Ce magistrat a rendu compte des plaidoiries dans le délibéré de la cour, composée de :
Madame Florence DUBOIS-STEVANT, Présidente,
Madame Gwenaël COUGARD, Conseillère,
Madame Nathalie GAUTRON-AUDIC, Conseillère,
Greffier, lors des débats : M. Hugo BELLANCOURT,
Exposé du litige
La société MI-CH, créée le 24 octobre 2013 et dont le siège social est situé à [Localité 9], exerce une activité de bar, brasserie, restaurant, vente de boissons alcoolisées et non alcoolisées, tabac.

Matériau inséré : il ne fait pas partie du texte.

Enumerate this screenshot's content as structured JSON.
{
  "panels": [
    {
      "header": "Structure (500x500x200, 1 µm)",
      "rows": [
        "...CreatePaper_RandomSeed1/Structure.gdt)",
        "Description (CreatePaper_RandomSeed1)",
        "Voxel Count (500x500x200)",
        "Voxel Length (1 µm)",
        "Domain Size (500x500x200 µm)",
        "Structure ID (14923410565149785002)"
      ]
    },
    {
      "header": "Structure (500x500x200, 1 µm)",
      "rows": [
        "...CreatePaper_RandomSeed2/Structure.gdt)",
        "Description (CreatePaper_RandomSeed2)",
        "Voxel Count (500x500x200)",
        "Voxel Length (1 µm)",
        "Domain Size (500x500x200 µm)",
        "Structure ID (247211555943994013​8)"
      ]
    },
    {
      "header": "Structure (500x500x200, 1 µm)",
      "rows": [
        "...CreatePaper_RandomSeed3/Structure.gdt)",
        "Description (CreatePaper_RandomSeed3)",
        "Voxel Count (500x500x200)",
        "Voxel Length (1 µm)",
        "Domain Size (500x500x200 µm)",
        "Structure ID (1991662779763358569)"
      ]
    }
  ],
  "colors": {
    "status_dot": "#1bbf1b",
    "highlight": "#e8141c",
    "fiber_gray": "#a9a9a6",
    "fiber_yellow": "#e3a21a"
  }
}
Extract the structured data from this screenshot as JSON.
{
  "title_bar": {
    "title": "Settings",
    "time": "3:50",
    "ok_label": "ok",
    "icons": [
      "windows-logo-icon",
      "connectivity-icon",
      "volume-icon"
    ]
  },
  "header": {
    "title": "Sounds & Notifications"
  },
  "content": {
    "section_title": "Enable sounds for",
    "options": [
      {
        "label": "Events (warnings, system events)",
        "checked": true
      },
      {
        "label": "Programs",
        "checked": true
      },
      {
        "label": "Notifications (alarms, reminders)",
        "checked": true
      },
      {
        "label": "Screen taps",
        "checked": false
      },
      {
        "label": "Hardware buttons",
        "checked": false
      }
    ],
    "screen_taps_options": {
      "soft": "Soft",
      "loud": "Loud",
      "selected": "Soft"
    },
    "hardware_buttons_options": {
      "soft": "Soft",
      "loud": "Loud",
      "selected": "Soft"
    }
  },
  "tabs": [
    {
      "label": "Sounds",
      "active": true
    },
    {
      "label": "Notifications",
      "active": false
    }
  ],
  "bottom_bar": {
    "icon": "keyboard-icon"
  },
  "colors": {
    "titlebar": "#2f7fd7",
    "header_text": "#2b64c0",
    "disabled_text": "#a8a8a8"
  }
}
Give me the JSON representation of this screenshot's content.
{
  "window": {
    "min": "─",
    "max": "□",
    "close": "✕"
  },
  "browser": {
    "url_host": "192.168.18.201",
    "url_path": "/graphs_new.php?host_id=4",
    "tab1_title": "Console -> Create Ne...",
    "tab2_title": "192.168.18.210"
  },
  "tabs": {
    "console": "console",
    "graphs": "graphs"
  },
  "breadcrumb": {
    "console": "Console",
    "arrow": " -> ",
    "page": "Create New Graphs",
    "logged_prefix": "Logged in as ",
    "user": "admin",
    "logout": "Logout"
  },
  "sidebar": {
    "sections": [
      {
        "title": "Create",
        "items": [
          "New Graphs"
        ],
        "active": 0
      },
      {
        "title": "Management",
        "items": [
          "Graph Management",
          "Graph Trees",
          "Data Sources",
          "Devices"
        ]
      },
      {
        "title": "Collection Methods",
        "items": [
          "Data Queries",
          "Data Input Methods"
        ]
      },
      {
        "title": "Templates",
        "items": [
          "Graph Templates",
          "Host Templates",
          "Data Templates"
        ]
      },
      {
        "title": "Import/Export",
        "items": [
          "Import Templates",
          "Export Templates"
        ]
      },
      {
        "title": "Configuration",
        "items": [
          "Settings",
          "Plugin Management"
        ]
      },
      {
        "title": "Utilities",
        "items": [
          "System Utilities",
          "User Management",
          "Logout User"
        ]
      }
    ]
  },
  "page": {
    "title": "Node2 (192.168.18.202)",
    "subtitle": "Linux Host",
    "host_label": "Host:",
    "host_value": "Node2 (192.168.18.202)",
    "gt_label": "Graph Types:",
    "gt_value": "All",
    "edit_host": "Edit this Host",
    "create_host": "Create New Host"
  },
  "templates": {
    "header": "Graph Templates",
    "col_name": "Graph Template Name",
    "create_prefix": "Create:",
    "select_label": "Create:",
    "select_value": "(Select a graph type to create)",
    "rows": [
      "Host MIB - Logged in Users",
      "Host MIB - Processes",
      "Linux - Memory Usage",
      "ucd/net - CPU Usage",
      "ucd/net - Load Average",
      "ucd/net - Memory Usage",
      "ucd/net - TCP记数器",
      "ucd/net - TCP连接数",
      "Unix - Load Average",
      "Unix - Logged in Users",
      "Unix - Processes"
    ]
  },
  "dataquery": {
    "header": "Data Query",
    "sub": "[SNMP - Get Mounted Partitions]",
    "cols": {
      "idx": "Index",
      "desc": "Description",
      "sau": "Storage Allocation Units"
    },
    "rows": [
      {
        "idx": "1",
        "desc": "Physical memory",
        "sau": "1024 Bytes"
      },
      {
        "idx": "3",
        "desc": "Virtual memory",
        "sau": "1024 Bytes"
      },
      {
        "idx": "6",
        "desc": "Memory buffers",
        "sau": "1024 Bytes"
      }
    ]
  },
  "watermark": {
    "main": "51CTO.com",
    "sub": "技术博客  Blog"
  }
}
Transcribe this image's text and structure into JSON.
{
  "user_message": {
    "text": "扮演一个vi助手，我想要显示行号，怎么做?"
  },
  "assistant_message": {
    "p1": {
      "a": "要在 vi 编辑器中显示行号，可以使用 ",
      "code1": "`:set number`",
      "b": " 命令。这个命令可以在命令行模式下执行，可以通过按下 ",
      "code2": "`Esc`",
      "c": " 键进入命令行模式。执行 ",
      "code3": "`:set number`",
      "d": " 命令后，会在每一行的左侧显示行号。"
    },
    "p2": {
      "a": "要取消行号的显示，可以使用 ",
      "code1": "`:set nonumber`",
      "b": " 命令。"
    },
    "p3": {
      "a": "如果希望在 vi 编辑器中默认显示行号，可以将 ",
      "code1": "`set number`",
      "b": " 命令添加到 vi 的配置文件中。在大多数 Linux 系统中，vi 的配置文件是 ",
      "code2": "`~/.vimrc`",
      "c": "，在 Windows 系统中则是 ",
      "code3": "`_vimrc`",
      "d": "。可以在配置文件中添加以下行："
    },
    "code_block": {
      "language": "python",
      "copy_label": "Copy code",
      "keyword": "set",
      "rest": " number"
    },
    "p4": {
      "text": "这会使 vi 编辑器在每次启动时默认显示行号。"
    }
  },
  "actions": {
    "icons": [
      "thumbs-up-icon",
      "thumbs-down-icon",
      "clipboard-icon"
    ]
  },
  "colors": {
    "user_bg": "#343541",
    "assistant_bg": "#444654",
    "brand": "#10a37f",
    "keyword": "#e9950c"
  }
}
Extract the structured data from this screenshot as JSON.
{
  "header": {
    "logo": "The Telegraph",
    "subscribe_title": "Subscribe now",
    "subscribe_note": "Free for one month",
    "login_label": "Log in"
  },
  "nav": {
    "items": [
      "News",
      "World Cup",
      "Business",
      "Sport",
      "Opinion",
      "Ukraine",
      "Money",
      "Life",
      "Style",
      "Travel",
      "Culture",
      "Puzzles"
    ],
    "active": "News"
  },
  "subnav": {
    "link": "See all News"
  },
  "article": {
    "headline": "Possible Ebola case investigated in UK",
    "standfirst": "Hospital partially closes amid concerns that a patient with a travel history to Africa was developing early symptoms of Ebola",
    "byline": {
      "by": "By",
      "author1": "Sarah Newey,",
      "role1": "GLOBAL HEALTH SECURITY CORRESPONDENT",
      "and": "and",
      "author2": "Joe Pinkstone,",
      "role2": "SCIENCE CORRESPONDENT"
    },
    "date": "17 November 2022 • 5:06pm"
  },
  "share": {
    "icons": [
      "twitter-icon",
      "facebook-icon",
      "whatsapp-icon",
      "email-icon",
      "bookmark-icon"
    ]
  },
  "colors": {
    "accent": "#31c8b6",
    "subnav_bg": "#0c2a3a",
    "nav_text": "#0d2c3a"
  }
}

Elle avait pour gérant M. [E] [N].
Le 11 novembre 2013, la société Française des jeux (« la société FDJ ») a conclu avec la société MI-CH un contrat d’agrément pour la distribution des jeux de grattage, de tirage, de pronostics sportifs et des jeux express.
Par acte sous seing privé du 25 novembre 2013, la société MI-CH a acquis un fonds de commerce de bar, brasserie, restaurant, vente de boissons alcoolisées et non alcoolisées, tabac, exploité sous l’enseigne « L’Avalanche » au [Adresse 3].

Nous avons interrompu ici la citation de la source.